The plan administrator hasn't been willing to address this distinction and won't address the fact that none of the medications dispensed and given by a doctor are covered under the pharmacy plan yet they are still payable under major medical. They also have not even acknowledged that I am contesting the denial of physician services, which fall under physician office visits, and won't respond to this issue at all in my appeals or other correspondence.

They have violated almost every law on the ERISA books about the right to a complete and fair appeal process.

Even though this contract appears black and white to me, and I have looked over other plan benefits documents that have a separate section for major medical and for retail pharmacy plans, I really would like to find someone more expert in the field who could make a statement regarding customs in the insurance industry or who could look at these documents contracturally to see if they even have a leg to stand on to deny this claim.

I really need to get expert help from someone with experience with insurance contracts, yet on a limited enough basis that I can afford it, say 75 to 100 dollars.

Could anyone give me a suggestion on how to find someone who could help me on this, just to look over the brochure and SPD and see if they have any legitimate basis to deny this claim?

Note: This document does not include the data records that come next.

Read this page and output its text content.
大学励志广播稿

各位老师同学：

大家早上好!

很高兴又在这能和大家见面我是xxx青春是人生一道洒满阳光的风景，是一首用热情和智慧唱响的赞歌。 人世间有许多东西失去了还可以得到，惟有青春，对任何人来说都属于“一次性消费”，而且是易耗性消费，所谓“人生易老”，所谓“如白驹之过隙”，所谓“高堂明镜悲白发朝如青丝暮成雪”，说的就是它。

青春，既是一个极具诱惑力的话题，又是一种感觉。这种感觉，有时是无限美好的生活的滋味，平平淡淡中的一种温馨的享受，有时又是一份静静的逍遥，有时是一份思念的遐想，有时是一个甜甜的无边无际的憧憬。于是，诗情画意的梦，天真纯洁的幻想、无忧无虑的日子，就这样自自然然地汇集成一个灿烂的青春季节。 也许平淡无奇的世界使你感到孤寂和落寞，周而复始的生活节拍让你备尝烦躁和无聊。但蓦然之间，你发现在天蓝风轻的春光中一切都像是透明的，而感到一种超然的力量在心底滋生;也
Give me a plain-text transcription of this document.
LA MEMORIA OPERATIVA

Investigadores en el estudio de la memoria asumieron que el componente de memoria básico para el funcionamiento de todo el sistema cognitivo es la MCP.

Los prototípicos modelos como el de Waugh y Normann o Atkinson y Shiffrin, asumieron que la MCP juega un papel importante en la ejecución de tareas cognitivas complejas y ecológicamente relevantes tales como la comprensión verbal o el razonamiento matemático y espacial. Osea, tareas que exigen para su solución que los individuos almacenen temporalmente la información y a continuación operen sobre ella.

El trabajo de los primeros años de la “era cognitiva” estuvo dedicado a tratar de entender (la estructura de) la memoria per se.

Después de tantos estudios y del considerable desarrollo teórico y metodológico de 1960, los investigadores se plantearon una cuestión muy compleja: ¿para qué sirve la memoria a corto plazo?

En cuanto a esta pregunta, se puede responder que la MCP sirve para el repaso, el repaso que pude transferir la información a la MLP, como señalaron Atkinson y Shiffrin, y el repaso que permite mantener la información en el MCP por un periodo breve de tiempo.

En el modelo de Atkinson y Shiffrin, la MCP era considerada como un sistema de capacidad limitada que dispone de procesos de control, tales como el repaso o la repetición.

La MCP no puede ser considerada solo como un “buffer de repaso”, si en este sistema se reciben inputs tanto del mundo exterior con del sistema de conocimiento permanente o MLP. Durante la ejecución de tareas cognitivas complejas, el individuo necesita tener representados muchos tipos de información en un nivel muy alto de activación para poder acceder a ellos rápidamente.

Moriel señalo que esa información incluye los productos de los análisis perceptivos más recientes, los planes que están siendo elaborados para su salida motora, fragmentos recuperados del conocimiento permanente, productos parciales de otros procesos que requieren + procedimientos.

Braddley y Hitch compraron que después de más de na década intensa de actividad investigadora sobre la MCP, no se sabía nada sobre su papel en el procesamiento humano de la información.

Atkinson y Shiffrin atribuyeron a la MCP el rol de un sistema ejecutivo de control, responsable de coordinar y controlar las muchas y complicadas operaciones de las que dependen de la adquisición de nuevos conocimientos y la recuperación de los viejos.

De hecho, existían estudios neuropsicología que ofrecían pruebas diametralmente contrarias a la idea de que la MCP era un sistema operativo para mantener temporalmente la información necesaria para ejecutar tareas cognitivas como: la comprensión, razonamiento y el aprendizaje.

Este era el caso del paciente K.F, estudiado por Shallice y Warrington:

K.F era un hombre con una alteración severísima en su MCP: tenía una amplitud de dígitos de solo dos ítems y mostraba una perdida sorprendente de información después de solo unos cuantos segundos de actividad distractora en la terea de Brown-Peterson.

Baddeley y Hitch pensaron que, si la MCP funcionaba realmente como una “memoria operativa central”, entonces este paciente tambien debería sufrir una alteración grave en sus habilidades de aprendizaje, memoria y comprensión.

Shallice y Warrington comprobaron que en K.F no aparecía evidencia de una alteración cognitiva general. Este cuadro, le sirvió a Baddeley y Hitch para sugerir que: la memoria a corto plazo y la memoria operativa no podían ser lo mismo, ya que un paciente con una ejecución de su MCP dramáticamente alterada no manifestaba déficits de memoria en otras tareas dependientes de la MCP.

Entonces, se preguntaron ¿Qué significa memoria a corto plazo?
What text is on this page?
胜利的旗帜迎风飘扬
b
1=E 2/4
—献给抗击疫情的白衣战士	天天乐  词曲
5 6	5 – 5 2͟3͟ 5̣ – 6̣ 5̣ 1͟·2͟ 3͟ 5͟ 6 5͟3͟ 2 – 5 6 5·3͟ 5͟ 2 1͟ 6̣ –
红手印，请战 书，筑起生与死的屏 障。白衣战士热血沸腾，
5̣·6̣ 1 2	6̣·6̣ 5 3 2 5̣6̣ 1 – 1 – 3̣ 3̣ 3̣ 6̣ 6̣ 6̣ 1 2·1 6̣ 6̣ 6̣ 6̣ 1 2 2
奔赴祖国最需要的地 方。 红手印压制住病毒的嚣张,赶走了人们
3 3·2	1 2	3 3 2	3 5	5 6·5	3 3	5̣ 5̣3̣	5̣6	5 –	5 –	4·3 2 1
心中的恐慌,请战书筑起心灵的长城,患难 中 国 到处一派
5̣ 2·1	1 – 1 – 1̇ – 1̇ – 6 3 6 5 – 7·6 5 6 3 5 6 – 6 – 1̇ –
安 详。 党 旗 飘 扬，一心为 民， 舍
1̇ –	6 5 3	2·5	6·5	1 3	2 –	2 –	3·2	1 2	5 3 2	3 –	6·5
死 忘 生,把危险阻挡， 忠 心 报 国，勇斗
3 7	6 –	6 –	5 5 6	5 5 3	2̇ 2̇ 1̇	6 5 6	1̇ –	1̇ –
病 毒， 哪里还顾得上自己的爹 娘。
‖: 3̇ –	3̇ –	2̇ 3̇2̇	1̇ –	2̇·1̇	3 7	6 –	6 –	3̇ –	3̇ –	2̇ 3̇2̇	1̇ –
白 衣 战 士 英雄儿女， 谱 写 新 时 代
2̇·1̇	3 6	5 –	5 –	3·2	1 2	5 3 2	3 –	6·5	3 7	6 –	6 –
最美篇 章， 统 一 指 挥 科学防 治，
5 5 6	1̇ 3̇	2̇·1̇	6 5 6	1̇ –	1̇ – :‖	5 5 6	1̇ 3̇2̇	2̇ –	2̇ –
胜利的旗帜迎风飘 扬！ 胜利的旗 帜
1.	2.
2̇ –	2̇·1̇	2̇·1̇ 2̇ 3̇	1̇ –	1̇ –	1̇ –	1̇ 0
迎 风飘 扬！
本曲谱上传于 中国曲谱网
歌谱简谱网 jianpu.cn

I am very frustrated by this and would greatly appreciate any advice anyone could give.

Thanks!

mander
11-21-2005, 07:52 PM
Have you gone to your employer (human resource dept) with your concerns? Self funded means your employer is funding (paying) the claims. In my experience when you go directly to your employer (the plan administrator's client) they may be able to help as it is their money. From what you are saying, you have a valid argument (without reading the plan in question). If you haven't gone to your employer with your complaint I would suggest you do so.

M6437
11-22-2005, 08:05 AM
Mander, thanks for your post. If anything, I think you have reinforced to me that I can trust my own research and common sense on this and don't really need a lawyer or insurance expert to interpret this contract.

Unfortunately, as this is a self-funded plan, the fiduciaries of the plan are in the human resources department of my husband's employer, and I have communicated extensively with them and filed my final administrative appeal through them, and they are insisting this is not covered. The only justification they can give me is what is stated in this retail pharmacy plan rider and the fact they want to benefit their stockholders. They have ignored the substance of my appeal and refuse to answer most of my questions.

I am sure most self-funded health plans are handled by the employers in good faith, but I do wish to warn anyone whose plan is funded by the employer to read the fine print of your SPD carefully and ask questions before getting service. The state laws that regulate insurance do not apply to them, and your only recourse with them is with the federal ERISA laws, and even under ERISA, they aren't considered an "insurance company" so some ERISA protections don't apply to them.

If they want to deny a claim arbitrarily and in bad faith, the maximum they can lose in court is the amount of the claim they would have owed anyway, and most people don't have the resources to file a complaint in district or federal court to contest a moderate claim refusal.

I do plan to talk to the department of labor EBSA office and see what they can do. They may at least be able to apply corrective enforcement of the ERISA laws this company has violated.